Como parte del trabajo con la comunidad, el proyecto hidroeléctrico Manduriacu, a través de la Corporación Eléctrica del Ecuador, construyó dos puentes, Cielo Verde y La Delicia, ubicados a 10 minutos de la población, que conectarán a varias comunidades.

“Con estos puentes se benefician muchas personas, solo en Cielo Verde estamos hablando de 500 personas, más 12 cumunidades que conforman el Valle los Manduriacus, que inicia en Imbabura”, indicó Paco Navarrete, presidente de la comunidad de Cielo Verde.

Con estos puentes de diez metros de longitud aproximadamente, se mejorará el transporte tanto de vehículos livianos como pesados. Este es un aporte para la vía Selva Alegre-Quinindé, que servirá para el desarrollo de las comunidades de la zona y del país.

“Durante esta semana vamos a hacer un proceso de socialización del proyecto. Nosotros queremos generar un impacto y un desarrollo en la zona importante, que cumpla con las directrices del Gobierno; que en las zonas donde se hacen proyectos estratégicos se genere un desarrollo integral”, explicó Santiago Díaz, jefe de la Unidad Social y Ambiental de la Celec -Norte.

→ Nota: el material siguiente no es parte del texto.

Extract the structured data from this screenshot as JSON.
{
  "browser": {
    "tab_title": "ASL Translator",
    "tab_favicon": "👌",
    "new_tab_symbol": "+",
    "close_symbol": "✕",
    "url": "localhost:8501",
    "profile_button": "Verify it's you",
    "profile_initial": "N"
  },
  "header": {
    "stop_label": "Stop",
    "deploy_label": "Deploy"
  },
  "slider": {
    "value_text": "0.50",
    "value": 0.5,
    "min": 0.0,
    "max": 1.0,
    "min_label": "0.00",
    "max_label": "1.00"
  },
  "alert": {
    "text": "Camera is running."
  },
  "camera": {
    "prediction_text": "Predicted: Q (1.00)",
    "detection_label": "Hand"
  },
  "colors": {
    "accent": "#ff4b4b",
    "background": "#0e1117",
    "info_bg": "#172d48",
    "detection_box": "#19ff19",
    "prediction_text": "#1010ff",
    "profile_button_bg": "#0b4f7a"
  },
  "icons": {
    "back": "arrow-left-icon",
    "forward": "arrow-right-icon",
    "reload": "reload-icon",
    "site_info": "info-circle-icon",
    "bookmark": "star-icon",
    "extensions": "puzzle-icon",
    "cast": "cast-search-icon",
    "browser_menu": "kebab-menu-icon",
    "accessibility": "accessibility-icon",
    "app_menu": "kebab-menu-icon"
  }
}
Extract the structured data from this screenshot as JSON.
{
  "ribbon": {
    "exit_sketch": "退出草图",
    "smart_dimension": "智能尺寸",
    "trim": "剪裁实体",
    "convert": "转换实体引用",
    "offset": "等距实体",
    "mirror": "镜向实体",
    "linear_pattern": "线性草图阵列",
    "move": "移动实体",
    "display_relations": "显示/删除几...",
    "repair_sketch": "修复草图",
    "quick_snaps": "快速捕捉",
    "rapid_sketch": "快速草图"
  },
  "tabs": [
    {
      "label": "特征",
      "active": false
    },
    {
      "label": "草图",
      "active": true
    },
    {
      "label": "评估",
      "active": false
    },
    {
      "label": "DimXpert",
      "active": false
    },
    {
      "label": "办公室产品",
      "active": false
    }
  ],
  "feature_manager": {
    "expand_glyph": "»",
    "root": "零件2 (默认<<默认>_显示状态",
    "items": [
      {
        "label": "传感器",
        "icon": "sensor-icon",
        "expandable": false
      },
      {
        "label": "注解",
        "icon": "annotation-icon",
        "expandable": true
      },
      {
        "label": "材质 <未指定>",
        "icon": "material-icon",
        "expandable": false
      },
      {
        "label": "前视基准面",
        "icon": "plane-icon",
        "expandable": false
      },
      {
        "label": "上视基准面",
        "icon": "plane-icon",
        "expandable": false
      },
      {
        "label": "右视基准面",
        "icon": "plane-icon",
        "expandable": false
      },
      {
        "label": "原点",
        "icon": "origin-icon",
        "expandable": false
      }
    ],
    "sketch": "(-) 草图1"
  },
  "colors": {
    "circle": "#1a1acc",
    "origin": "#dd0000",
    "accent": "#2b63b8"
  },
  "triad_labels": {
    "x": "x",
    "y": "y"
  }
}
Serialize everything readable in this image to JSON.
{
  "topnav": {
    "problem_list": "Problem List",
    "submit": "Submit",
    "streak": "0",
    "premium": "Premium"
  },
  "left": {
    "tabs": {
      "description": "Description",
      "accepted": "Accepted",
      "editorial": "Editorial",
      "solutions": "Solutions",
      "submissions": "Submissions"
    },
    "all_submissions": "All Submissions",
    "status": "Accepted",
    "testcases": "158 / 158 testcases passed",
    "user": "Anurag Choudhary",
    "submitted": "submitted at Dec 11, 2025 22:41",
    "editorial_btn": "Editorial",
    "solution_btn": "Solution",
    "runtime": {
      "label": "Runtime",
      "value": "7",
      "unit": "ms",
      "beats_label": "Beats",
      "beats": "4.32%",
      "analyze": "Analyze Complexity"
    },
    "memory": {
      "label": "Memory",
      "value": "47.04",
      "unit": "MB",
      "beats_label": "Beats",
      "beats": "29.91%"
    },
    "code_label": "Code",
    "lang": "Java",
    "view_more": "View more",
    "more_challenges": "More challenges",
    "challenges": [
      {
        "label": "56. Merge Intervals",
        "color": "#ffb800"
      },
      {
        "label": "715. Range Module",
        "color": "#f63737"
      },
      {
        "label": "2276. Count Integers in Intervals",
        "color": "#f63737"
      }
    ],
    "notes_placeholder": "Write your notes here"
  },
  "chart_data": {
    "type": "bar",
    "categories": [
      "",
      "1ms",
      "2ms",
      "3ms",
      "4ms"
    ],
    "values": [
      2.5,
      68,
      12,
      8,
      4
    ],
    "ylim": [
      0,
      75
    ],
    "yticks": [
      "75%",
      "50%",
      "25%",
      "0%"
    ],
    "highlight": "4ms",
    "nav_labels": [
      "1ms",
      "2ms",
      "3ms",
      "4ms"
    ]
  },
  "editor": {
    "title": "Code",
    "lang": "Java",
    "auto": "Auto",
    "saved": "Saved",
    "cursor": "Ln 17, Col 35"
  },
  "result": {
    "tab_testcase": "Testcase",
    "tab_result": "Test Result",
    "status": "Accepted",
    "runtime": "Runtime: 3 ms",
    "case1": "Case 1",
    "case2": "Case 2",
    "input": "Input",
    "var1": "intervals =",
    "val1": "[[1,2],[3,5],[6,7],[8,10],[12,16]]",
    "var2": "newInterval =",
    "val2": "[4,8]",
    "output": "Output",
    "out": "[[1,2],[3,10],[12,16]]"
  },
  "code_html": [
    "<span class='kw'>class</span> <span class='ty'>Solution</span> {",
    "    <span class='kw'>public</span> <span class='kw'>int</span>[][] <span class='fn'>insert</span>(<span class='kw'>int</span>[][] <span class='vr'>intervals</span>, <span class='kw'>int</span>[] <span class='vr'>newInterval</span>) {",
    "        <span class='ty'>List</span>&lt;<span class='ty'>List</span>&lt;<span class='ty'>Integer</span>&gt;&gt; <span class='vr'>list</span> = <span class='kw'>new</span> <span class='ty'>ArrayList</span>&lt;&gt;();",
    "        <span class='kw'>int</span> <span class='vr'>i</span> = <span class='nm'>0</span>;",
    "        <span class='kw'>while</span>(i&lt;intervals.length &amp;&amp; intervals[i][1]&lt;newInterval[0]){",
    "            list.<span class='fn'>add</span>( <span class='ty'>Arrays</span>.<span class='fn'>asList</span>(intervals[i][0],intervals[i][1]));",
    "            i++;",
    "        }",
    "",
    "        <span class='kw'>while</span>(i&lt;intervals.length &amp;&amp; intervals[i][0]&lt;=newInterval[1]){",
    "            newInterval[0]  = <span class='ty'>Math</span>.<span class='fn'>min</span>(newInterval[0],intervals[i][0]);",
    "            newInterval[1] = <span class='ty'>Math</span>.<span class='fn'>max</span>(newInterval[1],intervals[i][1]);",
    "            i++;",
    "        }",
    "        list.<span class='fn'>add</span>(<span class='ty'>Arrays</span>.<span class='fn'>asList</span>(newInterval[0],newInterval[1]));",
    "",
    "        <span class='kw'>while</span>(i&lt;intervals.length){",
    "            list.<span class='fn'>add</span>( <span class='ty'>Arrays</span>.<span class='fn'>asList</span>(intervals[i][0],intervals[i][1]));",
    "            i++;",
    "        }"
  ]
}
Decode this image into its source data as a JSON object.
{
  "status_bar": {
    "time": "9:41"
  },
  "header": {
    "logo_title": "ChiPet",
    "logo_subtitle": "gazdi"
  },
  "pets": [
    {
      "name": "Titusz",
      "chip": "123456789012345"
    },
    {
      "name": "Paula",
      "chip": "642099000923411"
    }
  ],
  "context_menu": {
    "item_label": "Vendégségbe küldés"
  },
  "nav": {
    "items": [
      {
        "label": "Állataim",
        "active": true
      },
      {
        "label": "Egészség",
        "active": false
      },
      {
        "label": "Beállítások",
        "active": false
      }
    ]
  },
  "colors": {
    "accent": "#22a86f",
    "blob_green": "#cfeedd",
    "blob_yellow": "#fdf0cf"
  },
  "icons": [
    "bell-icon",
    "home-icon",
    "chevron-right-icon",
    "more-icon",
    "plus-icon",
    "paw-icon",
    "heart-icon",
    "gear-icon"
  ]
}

Estos puentes son parte del Plan de Desarrollo así como la implementación más adelante de un centro de salud, un UPC, alcantarillado y agua potable. Para realizarlo Celec invertirá $ 5,5 millones.

“Hemos hecho una planificación desde marzo de este año de obras complementarias del manejo ambiental que durará los 38 meses pero la gran mayoría de obras terminarán el primer año y hay un proceso de sostenibilidad y requerimientos básico”, explicó Díaz.

Enfatizó que las obras llegarán a seis mil personas directamente y 14 mil en Pichincha, porque la ruta conecta varios pueblos y se enlaza al norte con Otavalo y al sur con Nanegalito.